Graph based Quality Analysis
"About 80 percent of avoidable rework comes from 20 percent of the defects.
About 80 percent of the defects come from 20 percent of the modules, and about half the modules are defect free.
About 90 percent of the downtime comes from, at most, 10 percent of the defects." - Barry Boehm, Victor R. Basili
Identifying and controlling this 20% of source code elements is a foremost tasks in ensuring software quality and generally software maintainability.[Pareto Analysis]
Given the huge size of softwares being developed the methods chosen to identify these key sources is of prime importance. Its is advice-able to use proven software metrics to identify these resource. For e.g. NLOC or Number of Source Lines in a module has been used to identify important modules of the software.
But with evolution of programming languages NLOC can no longer be used for this purpose. Metrics like Cyclomatic Complexity, SEI Maintainability Index, Coupling Between Object(Object Oriented Oriented Metrics) provide better insight to the importance of a module or piece of code.

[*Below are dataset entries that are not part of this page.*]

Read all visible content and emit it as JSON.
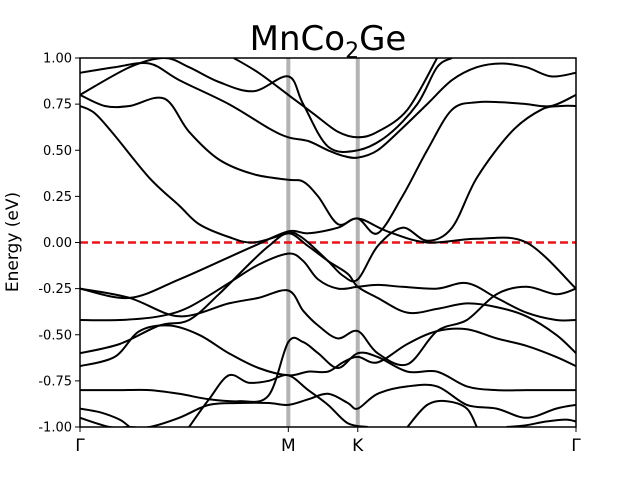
{
  "chart_data": {
    "type": "line",
    "title": "MnCo",
    "title_subscript": "2",
    "title_suffix": "Ge",
    "xlabel": "",
    "ylabel": "Energy (eV)",
    "ylim": [
      -1.0,
      1.0
    ],
    "yticks": [
      "1.00",
      "0.75",
      "0.50",
      "0.25",
      "0.00",
      "-0.25",
      "-0.50",
      "-0.75",
      "-1.00"
    ],
    "ytick_values": [
      1.0,
      0.75,
      0.5,
      0.25,
      0.0,
      -0.25,
      -0.5,
      -0.75,
      -1.0
    ],
    "kpoints": [
      {
        "label": "Γ",
        "x": 0.0
      },
      {
        "label": "M",
        "x": 0.42
      },
      {
        "label": "K",
        "x": 0.56
      },
      {
        "label": "Γ",
        "x": 1.0
      }
    ],
    "xlim": [
      0.0,
      1.0
    ],
    "fermi_level": 0.0,
    "grid": false,
    "colors": {
      "bands": "#000000",
      "fermi": "#e8141b",
      "kline": "#b3b3b3"
    },
    "bands": [
      {
        "x": [
          0.0,
          0.03,
          0.07,
          0.14,
          0.2,
          0.24,
          0.3,
          0.35,
          0.42,
          0.44,
          0.46,
          0.5,
          0.53,
          0.56,
          0.6,
          0.65,
          0.7,
          0.75,
          0.8,
          0.87,
          0.93,
          0.97,
          1.0
        ],
        "y": [
          0.74,
          0.7,
          0.58,
          0.35,
          0.2,
          0.1,
          0.03,
          0.0,
          0.05,
          0.04,
          0.0,
          -0.1,
          -0.18,
          -0.2,
          -0.02,
          0.08,
          0.01,
          0.08,
          0.35,
          0.6,
          0.72,
          0.74,
          0.74
        ]
      },
      {
        "x": [
          0.0,
          0.1,
          0.2,
          0.3,
          0.35,
          0.42,
          0.46,
          0.52,
          0.56,
          0.62,
          0.7,
          0.8,
          0.9,
          1.0
        ],
        "y": [
          -0.25,
          -0.3,
          -0.2,
          -0.08,
          -0.02,
          0.06,
          0.05,
          0.08,
          0.13,
          0.06,
          0.0,
          0.02,
          0.0,
          -0.25
        ]
      },
      {
        "x": [
          0.0,
          0.05,
          0.1,
          0.17,
          0.22,
          0.28,
          0.35,
          0.42,
          0.45,
          0.48,
          0.52,
          0.56,
          0.6,
          0.65,
          0.7,
          0.75,
          0.8,
          0.85,
          0.9,
          0.95,
          1.0
        ],
        "y": [
          0.8,
          0.74,
          0.74,
          0.78,
          0.6,
          0.45,
          0.37,
          0.34,
          0.33,
          0.25,
          0.1,
          0.13,
          0.05,
          0.25,
          0.5,
          0.72,
          0.76,
          0.76,
          0.75,
          0.74,
          0.8
        ]
      },
      {
        "x": [
          0.0,
          0.07,
          0.14,
          0.2,
          0.3,
          0.38,
          0.42,
          0.46,
          0.5,
          0.53,
          0.56,
          0.6,
          0.65,
          0.7,
          0.75,
          0.8,
          0.85,
          0.9,
          0.95,
          1.0
        ],
        "y": [
          0.92,
          0.95,
          0.97,
          0.88,
          0.75,
          0.62,
          0.57,
          0.55,
          0.5,
          0.47,
          0.46,
          0.5,
          0.62,
          0.75,
          0.88,
          0.95,
          0.97,
          0.95,
          0.9,
          0.92
        ]
      },
      {
        "x": [
          0.0,
          0.1,
          0.17,
          0.22,
          0.28,
          0.35,
          0.42,
          0.45,
          0.5,
          0.56,
          0.62,
          0.68,
          0.72,
          0.75
        ],
        "y": [
          0.8,
          0.95,
          1.0,
          0.95,
          0.87,
          0.82,
          0.9,
          0.75,
          0.52,
          0.5,
          0.58,
          0.75,
          0.95,
          1.0
        ]
      },
      {
        "x": [
          0.31,
          0.36,
          0.42,
          0.47,
          0.52,
          0.56,
          0.6,
          0.66,
          0.72
        ],
        "y": [
          1.0,
          0.92,
          0.8,
          0.7,
          0.6,
          0.57,
          0.6,
          0.72,
          1.0
        ]
      },
      {
        "x": [
          0.0,
          0.1,
          0.2,
          0.3,
          0.36,
          0.42,
          0.45,
          0.48,
          0.52,
          0.56,
          0.6,
          0.66,
          0.72,
          0.78,
          0.84,
          0.9,
          0.96,
          1.0
        ],
        "y": [
          -0.25,
          -0.3,
          -0.4,
          -0.33,
          -0.3,
          -0.26,
          -0.37,
          -0.45,
          -0.52,
          -0.48,
          -0.6,
          -0.66,
          -0.48,
          -0.42,
          -0.28,
          -0.24,
          -0.28,
          -0.25
        ]
      },
      {
        "x": [
          0.0,
          0.08,
          0.16,
          0.22,
          0.3,
          0.36,
          0.42,
          0.45,
          0.48,
          0.52,
          0.56,
          0.6,
          0.65,
          0.72,
          0.78,
          0.84,
          0.9,
          0.96,
          1.0
        ],
        "y": [
          -0.42,
          -0.42,
          -0.4,
          -0.35,
          -0.22,
          -0.12,
          -0.06,
          -0.1,
          -0.2,
          -0.25,
          -0.24,
          -0.23,
          -0.24,
          -0.25,
          -0.22,
          -0.3,
          -0.38,
          -0.42,
          -0.42
        ]
      },
      {
        "x": [
          0.0,
          0.08,
          0.16,
          0.22,
          0.28,
          0.34,
          0.38,
          0.42,
          0.46,
          0.5,
          0.54,
          0.56,
          0.6,
          0.66,
          0.72,
          0.78,
          0.84,
          0.9,
          0.96,
          1.0
        ],
        "y": [
          -0.6,
          -0.55,
          -0.45,
          -0.42,
          -0.28,
          -0.12,
          -0.02,
          0.05,
          -0.02,
          -0.1,
          -0.17,
          -0.24,
          -0.3,
          -0.38,
          -0.36,
          -0.33,
          -0.35,
          -0.4,
          -0.5,
          -0.6
        ]
      },
      {
        "x": [
          0.0,
          0.07,
          0.12,
          0.18,
          0.24,
          0.3,
          0.36,
          0.42,
          0.46,
          0.5,
          0.53,
          0.56,
          0.6,
          0.66,
          0.72,
          0.78,
          0.84,
          0.9,
          0.96,
          1.0
        ],
        "y": [
          -0.67,
          -0.62,
          -0.48,
          -0.45,
          -0.5,
          -0.6,
          -0.68,
          -0.72,
          -0.7,
          -0.7,
          -0.65,
          -0.62,
          -0.65,
          -0.55,
          -0.48,
          -0.47,
          -0.52,
          -0.56,
          -0.62,
          -0.67
        ]
      },
      {
        "x": [
          0.0,
          0.08,
          0.14,
          0.2,
          0.26,
          0.32,
          0.38,
          0.42,
          0.45,
          0.48,
          0.52,
          0.56,
          0.6,
          0.66,
          0.72,
          0.78,
          0.84,
          0.9,
          0.96,
          1.0
        ],
        "y": [
          -0.8,
          -0.8,
          -0.8,
          -0.82,
          -0.85,
          -0.86,
          -0.83,
          -0.54,
          -0.54,
          -0.6,
          -0.68,
          -0.6,
          -0.62,
          -0.7,
          -0.7,
          -0.78,
          -0.8,
          -0.8,
          -0.8,
          -0.8
        ]
      },
      {
        "x": [
          0.0,
          0.06,
          0.1,
          0.14,
          0.2,
          0.26,
          0.32,
          0.38,
          0.42,
          0.46,
          0.5,
          0.54,
          0.56,
          0.6,
          0.66,
          0.72,
          0.78,
          0.84,
          0.9,
          0.96,
          1.0
        ],
        "y": [
          -0.95,
          -1.0,
          -1.0,
          -1.0,
          -0.95,
          -0.88,
          -0.87,
          -0.87,
          -0.88,
          -0.85,
          -0.82,
          -0.87,
          -0.9,
          -0.82,
          -0.78,
          -0.78,
          -0.88,
          -0.9,
          -0.95,
          -0.9,
          -0.88
        ]
      },
      {
        "x": [
          0.0,
          0.04,
          0.08,
          0.1
        ],
        "y": [
          -0.9,
          -0.92,
          -0.96,
          -1.0
        ]
      },
      {
        "x": [
          0.22,
          0.26,
          0.3,
          0.34,
          0.38,
          0.42,
          0.46,
          0.5,
          0.54,
          0.58
        ],
        "y": [
          -1.0,
          -0.85,
          -0.72,
          -0.76,
          -0.75,
          -0.72,
          -0.8,
          -0.88,
          -0.98,
          -1.0
        ]
      },
      {
        "x": [
          0.66,
          0.7,
          0.74,
          0.78,
          0.8
        ],
        "y": [
          -1.0,
          -0.88,
          -0.86,
          -0.9,
          -1.0
        ]
      },
      {
        "x": [
          0.86,
          0.9,
          0.94,
          0.98,
          1.0
        ],
        "y": [
          -1.0,
          -0.99,
          -0.97,
          -0.96,
          -0.97
        ]
      }
    ]
  }
}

Swat4j advocates the use of software metrics to identify and understand the important source code artifacts. For eg. a class with high CC(cyclomatic complexity) and high coupling(CBO) and high RFC(Response for Class) is bound to be complex and the important controllers of an application.
Swat4j provides a graph based quality analysis perspective, with which it is easy to visualize,reflect and identify the key modules/classes.